Deve, infine, rilevarsi come non sussista alcuna disparità di trattamento rispetto ad altri candidati (F R, G) ciascuno dei quali si trovava in situazioni non coincidenti (e, dunque, non confrontabili) con quelle della ricorrente.

10. Appurato che il criterio dell’attinenza (o, più esattamente, dell’impossibilità di valutare l’attinenza del titolo a causa della sua incompleta indicazione) non è stato introdotto dalla sentenza impugnata sotto forma di integrazione della motivazione degli atti amministrativi impugnati, la restante parte dell’appello (a partire segnatamente dalla fine di pagina 7) che si esaurisce nella generica riproposizione dei motivi di primo grado, senza formulare critiche puntuali alla sentenza del T.a.r. va dichiarata inammissibile, per violazione del principio di specificità dei motivi oggi codificato dall’art. 101 c.p.a.

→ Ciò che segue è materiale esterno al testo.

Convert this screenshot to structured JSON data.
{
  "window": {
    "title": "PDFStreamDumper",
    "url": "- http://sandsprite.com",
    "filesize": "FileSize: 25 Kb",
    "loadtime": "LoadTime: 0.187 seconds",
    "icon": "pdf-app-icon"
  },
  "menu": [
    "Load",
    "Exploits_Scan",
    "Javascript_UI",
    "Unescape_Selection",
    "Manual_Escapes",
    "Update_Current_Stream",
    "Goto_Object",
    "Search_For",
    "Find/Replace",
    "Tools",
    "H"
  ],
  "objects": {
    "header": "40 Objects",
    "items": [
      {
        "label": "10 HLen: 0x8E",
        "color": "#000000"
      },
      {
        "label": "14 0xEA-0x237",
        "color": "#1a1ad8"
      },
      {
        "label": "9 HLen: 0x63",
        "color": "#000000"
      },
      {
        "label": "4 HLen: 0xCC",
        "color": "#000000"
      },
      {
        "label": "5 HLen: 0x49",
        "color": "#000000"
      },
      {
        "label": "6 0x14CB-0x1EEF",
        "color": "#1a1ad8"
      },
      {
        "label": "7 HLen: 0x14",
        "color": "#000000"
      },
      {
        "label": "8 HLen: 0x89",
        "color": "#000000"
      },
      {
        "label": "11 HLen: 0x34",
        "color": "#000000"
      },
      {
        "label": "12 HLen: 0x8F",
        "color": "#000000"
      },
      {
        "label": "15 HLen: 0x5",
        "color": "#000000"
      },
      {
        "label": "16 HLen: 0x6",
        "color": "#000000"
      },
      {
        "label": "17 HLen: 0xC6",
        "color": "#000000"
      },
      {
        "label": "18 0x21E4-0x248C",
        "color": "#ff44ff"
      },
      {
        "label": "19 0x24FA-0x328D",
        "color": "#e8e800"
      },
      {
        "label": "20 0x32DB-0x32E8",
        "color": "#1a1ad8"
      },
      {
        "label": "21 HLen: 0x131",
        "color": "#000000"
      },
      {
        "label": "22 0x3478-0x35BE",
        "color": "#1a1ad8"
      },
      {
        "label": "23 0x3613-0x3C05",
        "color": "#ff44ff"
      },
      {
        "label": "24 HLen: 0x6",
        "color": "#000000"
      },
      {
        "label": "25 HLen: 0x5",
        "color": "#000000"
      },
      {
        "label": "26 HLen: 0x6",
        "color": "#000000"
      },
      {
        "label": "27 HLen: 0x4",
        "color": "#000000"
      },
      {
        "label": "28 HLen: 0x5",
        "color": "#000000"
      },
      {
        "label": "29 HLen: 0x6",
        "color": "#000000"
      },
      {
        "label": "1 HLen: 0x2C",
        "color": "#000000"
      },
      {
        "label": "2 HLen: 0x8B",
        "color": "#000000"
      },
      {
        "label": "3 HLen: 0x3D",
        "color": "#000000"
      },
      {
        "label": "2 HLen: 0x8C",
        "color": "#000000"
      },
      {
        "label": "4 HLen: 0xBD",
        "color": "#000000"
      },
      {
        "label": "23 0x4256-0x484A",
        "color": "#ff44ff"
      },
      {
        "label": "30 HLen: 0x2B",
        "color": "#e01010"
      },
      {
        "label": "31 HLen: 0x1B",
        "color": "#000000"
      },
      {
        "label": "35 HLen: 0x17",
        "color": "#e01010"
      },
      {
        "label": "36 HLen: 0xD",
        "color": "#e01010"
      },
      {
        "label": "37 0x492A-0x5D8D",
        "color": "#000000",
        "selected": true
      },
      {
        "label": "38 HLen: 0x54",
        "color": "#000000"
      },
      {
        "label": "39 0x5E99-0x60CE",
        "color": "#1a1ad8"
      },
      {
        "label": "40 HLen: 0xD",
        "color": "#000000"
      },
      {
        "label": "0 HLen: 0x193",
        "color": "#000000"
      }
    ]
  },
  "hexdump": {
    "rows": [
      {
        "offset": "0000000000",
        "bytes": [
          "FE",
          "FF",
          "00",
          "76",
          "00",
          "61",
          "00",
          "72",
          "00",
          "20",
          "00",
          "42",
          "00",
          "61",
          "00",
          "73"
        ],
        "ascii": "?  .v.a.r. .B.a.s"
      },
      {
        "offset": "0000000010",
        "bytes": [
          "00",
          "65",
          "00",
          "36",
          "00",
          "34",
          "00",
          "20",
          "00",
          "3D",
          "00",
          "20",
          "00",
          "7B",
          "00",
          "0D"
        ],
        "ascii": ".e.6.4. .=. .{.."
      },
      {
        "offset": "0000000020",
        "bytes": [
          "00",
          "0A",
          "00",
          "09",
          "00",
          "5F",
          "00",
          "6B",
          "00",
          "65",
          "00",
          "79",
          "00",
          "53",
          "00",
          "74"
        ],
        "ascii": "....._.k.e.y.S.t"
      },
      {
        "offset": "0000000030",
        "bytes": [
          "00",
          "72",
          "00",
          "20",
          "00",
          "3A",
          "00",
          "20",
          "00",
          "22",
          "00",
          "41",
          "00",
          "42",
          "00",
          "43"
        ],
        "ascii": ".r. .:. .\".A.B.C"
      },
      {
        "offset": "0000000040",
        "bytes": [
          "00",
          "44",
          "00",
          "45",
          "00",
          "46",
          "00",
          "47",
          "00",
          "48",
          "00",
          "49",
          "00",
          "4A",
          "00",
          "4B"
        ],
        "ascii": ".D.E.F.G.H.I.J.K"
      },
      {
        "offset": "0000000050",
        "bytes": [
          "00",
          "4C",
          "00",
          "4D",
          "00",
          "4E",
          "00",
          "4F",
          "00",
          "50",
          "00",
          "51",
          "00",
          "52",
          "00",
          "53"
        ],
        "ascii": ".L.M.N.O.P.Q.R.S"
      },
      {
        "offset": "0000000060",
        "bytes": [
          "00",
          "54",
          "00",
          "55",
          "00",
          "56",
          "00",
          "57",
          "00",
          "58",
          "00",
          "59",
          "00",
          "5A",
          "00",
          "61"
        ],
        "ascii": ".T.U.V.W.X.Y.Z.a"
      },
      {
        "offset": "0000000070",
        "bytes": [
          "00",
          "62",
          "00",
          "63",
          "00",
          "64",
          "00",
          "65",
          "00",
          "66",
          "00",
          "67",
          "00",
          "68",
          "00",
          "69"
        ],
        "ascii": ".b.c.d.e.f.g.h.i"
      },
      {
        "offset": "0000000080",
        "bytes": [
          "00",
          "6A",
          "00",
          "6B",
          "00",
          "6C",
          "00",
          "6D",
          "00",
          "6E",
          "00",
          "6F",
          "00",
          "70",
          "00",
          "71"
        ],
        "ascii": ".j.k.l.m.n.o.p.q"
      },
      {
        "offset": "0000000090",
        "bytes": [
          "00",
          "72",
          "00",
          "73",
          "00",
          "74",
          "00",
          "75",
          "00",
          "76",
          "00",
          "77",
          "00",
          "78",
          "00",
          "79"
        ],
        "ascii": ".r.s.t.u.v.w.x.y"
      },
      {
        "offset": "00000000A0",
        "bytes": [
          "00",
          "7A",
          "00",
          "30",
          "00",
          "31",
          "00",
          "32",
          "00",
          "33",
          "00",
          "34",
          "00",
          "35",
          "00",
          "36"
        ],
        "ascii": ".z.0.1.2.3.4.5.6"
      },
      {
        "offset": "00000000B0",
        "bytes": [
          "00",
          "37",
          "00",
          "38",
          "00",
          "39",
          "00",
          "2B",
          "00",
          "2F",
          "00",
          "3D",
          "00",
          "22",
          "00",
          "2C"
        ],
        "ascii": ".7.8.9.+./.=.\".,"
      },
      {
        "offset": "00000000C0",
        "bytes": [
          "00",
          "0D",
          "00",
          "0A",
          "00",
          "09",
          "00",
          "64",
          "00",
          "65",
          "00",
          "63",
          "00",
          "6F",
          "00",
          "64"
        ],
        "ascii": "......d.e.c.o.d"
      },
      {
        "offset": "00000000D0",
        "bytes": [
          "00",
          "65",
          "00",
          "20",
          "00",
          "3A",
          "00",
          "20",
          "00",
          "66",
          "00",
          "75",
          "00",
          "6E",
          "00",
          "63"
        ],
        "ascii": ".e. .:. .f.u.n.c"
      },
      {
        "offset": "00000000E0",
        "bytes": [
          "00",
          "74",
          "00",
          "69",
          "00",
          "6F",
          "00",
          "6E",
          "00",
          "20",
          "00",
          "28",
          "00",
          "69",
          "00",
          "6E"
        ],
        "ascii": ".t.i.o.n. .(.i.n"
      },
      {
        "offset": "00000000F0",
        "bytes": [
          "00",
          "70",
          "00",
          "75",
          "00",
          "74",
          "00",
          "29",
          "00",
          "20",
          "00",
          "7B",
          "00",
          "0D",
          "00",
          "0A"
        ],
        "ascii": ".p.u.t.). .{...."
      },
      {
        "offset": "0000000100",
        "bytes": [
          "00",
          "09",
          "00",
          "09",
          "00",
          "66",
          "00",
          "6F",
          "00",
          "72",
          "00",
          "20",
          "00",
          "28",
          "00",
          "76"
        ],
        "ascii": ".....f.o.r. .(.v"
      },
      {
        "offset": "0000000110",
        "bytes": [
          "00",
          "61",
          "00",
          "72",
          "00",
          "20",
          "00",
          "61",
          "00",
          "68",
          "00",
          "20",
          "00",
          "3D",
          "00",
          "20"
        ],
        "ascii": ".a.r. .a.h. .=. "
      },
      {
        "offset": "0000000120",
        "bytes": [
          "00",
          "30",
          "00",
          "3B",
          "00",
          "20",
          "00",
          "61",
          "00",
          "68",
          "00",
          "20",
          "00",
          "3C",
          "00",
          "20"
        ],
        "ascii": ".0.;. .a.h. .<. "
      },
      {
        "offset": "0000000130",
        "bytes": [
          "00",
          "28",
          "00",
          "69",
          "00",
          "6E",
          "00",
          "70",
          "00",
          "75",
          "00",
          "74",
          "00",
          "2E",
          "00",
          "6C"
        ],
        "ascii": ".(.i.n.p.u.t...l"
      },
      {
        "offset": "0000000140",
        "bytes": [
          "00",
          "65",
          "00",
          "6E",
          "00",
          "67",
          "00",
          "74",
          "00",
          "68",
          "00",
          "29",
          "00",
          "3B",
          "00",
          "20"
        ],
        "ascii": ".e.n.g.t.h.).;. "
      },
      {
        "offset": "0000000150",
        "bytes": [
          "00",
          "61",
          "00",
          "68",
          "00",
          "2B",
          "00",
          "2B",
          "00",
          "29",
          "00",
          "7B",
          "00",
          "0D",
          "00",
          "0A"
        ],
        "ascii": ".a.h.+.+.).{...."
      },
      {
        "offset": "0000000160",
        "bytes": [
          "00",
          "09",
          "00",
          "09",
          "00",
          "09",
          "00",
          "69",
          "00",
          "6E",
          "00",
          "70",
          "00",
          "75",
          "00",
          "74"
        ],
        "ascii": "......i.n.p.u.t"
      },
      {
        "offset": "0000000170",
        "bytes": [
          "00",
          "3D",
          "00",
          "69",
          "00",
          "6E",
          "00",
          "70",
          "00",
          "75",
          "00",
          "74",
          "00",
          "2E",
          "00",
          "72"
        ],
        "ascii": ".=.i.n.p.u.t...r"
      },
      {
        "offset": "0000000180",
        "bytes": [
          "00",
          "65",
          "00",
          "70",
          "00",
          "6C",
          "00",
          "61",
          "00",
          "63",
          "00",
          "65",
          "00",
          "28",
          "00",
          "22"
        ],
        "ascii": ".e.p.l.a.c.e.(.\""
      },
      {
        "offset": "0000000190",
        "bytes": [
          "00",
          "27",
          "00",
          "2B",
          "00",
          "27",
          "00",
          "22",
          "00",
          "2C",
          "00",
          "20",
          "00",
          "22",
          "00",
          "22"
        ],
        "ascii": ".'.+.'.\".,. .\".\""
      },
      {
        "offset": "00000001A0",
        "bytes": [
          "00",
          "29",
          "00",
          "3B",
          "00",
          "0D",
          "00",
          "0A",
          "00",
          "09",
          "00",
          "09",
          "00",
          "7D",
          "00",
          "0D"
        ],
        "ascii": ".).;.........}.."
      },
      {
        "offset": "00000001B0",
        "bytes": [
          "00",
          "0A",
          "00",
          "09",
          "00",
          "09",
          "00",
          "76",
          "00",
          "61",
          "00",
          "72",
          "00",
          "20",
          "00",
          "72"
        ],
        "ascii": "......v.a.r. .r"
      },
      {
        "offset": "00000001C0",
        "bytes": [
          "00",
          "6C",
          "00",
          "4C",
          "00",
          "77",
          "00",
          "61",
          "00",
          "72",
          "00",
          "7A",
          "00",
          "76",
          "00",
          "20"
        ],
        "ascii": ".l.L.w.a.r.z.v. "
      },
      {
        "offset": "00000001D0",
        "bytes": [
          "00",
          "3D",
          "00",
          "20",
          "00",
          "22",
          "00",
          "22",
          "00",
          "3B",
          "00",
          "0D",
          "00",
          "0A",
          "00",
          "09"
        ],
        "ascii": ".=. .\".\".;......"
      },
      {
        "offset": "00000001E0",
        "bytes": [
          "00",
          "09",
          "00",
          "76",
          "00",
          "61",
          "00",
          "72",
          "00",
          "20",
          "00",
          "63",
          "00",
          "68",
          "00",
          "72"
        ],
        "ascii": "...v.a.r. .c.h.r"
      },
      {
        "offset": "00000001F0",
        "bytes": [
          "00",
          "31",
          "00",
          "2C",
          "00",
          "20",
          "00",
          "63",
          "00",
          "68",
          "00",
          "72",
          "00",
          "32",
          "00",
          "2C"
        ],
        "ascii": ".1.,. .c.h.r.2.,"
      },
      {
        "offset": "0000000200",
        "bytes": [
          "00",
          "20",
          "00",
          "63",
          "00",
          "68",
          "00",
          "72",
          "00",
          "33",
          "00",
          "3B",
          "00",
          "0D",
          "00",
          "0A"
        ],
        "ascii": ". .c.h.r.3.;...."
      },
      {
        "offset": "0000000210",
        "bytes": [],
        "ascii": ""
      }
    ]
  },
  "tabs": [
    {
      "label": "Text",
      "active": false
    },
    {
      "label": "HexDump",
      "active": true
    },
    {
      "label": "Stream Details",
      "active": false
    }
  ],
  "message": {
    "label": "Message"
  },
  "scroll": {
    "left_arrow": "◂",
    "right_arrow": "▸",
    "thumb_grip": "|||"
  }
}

Va, a tal proposito ribadito che nel giudizio di appello, che non è un iudicium novum , è inammissibile la mera riproposizione dei motivi di primo grado, senza che sia sviluppata alcuna confutazione della statuizione del primo giudice, atteso che la cognizione del giudice d'appello investe le questioni dedotte dall’appellante mediante l'enunciazione di specifici motivi, e tale requisito di specificità dei motivi esige che alle argomentazioni svolte nella sentenza impugnata vengano contrapposte quelle dell'appellante, volte a confutare il fondamento logico-giuridico delle prime;
di conseguenza la parte soccombente, quando adisce il giudice di appello, non può limitarsi a riproporre i motivi di doglianza già dedotti e disattesi dal primo giudice, ma deve anche indicare le ragioni per le quali le conclusioni cui quest'ultimo è pervenuto non possono essere condivise atteso che nell'attuale sistema di giustizia amministrativa il giudizio di primo grado non è un passaggio obbligato che il soggetto è costretto suo malgrado a percorrere pur di giungere dinanzi al giudice di appello e ottenere da questi la decisione finale sulla fondatezza della pretesa, ma una fase essenziale del processo amministrativo, nel corso della quale il giudice adito confronta le opposte tesi e dichiara quale va ritenuta fondata;
da qui l'onere dell'appellante di investire puntualmente il decisum di prime cure e, in particolare, precisare i motivi per cui questo sarebbe erroneo e da riformare (cfr. da ultimo Cons. Stato, sez. V, 22 ottobre 2015, n. 4865).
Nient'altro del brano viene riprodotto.